If Britain genuinely wanted a good last-minute Brexit deal, Foreign Secretary Jeremy Hunt should probably not have compared the European Union to the USSR.
His comments, at the autumn conference of Prime Minister Theresa May’s ruling Conservative Party on Monday, sparked predictable outrage from other European leaders. That was probably his intention: Hunt is one of several seen positioning to run for party leadership. Like his predecessor Boris Johnson and Donald Trump before him, Hunt looks to have calculated that outrageous language grabs attention and internal party support, even if it makes what the government needs to do increasingly impossible.
Almost everywhere one looks in Western politics this autumn, one finds ambitious politicians deliberately frustrating policymaking in the hope of personal or partisan gain. You see it in the rise of the far right in Germany, Austria and Sweden, the politicking around refugees in Italy and, of course, in the US Congress. Weaponising fear, outrage, and most of all division, they are likely betting crisis or confrontation will win them the support of narrow but powerful factions and electorates, either handing them new power or entrenching their authority.
The problem is that they are very rarely good at it. Staying ahead of the maelstrom of political news, geopolitics, and the machinations of their rivals means such plans seldom work out as expected. Nowhere is this more true than over Brexit – and it is sending the country stumbling perhaps irrevocably to a chaotic “no deal” outcome that will likely usher in further instability.
Only a few weeks ago, Britain’s exit looked like it would be a relatively moderate affair, shaped by a series of compromises brokered by the prime minister with the cabinet at her Chequers country residence in July. That deal, however, has now been rejected both by much of her own party and then European leaders last month in Salzburg. This week, May and her party appear to be moving towards a much harder break, perhaps no deal at all.
That scenario, with all its implications for disruption of borders, markets and supplies is already doing Britain serious economic harm. One report estimated the country is now losing 500 million pounds a week in economic activity. So great is the uncertainty, however, that this damage is likely to escalate rapidly.
Within the next year, it is entirely plausible that Britain will have a Eurosceptic conservative government slashing taxes and spending in the hope of creating a right-wing Singapore-style haven. Or a snap election could usher in the opposition Labour Party on exactly the opposite platform, raising taxes on the rich and major firms to fund dramatic public sector investment. Calls are growing for a second referendum – but how that would work is very far from clear.
Some suggest a new vote should provide the choice between a chaotic “no deal” Brexit and something much more moderate, perhaps adopting a Norway- or Switzerland-like position outside the European Union, but closely linked to its nations and systems. Others argue that abandoning Brexit altogether and simply staying in must also be on the ballot. There have been few realistic suggestions as to how those three options could be offered without multiple rounds of voting.
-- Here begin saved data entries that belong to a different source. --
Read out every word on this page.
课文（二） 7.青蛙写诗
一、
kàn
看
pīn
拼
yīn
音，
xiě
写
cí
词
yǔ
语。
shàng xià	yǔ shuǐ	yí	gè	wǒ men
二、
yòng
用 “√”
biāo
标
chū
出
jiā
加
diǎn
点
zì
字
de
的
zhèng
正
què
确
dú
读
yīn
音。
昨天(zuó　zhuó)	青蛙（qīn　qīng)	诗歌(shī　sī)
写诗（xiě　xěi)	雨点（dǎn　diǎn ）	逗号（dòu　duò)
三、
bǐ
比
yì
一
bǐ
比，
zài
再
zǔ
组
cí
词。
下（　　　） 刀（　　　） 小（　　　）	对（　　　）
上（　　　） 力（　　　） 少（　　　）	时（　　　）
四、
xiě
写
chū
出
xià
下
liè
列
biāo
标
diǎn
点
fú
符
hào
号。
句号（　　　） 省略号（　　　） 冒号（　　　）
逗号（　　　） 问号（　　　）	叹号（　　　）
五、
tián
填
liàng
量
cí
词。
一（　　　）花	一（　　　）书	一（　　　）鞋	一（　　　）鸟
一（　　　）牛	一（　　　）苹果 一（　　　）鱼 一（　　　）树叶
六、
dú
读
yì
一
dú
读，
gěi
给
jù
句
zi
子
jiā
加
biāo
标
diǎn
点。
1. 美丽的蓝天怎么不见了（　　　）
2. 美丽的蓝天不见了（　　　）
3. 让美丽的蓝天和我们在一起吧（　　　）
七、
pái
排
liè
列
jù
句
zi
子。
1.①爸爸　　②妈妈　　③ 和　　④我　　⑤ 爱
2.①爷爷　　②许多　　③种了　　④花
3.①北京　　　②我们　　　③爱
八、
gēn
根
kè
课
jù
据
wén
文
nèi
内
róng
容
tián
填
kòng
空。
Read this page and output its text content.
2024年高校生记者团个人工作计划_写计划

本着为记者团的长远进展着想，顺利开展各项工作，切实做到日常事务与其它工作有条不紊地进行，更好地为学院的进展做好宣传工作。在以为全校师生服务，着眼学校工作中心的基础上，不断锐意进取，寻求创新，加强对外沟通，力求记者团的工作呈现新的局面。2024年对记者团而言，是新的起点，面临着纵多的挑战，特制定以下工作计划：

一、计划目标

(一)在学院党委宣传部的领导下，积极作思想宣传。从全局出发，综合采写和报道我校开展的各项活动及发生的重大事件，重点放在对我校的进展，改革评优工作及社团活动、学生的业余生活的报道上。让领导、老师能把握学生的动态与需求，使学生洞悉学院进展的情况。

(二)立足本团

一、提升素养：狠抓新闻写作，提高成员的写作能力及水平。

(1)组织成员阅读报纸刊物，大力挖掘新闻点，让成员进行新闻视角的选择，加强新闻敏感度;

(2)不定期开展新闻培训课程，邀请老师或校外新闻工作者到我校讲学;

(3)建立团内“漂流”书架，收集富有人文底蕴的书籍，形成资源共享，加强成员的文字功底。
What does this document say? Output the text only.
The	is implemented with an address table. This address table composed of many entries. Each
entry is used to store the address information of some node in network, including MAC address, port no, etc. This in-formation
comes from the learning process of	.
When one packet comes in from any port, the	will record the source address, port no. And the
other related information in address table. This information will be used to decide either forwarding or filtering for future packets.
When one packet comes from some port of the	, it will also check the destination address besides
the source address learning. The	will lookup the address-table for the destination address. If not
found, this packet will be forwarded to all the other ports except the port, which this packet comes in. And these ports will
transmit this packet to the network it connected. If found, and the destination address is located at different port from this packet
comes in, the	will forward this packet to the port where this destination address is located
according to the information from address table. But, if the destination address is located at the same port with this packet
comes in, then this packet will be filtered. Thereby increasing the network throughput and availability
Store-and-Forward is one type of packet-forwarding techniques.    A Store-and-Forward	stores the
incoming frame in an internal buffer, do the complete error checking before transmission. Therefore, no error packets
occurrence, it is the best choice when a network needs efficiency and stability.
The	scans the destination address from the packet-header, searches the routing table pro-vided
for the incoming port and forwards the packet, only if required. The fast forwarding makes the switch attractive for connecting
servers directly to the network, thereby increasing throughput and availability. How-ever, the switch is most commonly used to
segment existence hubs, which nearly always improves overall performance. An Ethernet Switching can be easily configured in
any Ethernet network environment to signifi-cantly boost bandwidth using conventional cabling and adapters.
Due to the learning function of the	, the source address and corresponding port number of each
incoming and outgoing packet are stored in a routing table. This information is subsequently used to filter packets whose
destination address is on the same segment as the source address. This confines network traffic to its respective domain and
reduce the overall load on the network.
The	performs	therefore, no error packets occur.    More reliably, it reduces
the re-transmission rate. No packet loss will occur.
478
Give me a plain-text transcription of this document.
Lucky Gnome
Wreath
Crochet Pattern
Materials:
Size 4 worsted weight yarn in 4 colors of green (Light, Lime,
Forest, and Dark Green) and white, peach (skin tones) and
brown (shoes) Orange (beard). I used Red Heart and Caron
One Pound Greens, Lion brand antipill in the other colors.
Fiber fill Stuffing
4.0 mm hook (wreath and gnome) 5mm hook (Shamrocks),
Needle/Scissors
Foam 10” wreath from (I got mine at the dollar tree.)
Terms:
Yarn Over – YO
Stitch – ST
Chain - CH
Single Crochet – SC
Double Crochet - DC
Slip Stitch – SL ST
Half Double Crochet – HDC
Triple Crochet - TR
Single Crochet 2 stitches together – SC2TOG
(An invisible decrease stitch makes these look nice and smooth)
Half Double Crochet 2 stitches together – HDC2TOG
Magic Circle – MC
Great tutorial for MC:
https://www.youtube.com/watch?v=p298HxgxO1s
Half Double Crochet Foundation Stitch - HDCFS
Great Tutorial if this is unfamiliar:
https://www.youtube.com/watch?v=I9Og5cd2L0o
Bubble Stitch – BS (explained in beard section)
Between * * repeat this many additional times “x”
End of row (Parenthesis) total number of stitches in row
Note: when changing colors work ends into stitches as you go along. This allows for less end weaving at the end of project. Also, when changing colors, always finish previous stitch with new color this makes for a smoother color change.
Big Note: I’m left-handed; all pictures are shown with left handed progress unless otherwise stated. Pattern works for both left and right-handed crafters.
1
And at the time of such unpredictability, finding consensus seems to be becoming ever harder.
It shouldn’t be a surprise that this is now damaging not just Britain’s national reputation, but real people’s lives. When one of my personal care assistants unexpectedly quit last month, I phoned one of my regular care agencies for a replacement. They had no one, they said – the young foreign workers who have provided the backbone of support since my injury 12 years ago were simply no longer coming.
I found an alternative privately, but this dynamic is now already rippling through business, agriculture, hospitality, healthcare and most other sections of the economy. On Tuesday, Home Secretary Sajid Javid outlined Britain’s latest thinking on post-Brexit immigration policy, setting new limits to prioritise skilled labour. What happens to the unskilled pool on which much of the economy depends has still not been announced – once again, short-term political aims appear to be driving wider policy.
How dangerous all this is depends on how you measure it. In some ways, what is happening in Britain – while deeply unpredictable – is less alarming than the trends in other European countries, where far-right parties continue to grow, supplanting a mainstream now struggling to defend even the basic tenets of multicultural and open societies. Britain has been protected from that by the resilience of its two-party- dominated system – but as in the United States, that means political battles within those systems can throw out wildly unpredictable consequences.
In America, at least one knows when the next election will be. In Britain, there is no such clarity. One will occur when the government falls, and after May lost her outright majority at last year’s general election – another short-term gambit that failed – that could happen any time.
The hope must be that whatever the short-term problems, the Brexit saga sees a revitalisation of politics on both sides, allowing the country to focus its attention on the issues that really count. Before we get there, however, it looks set to be one hell of a ride.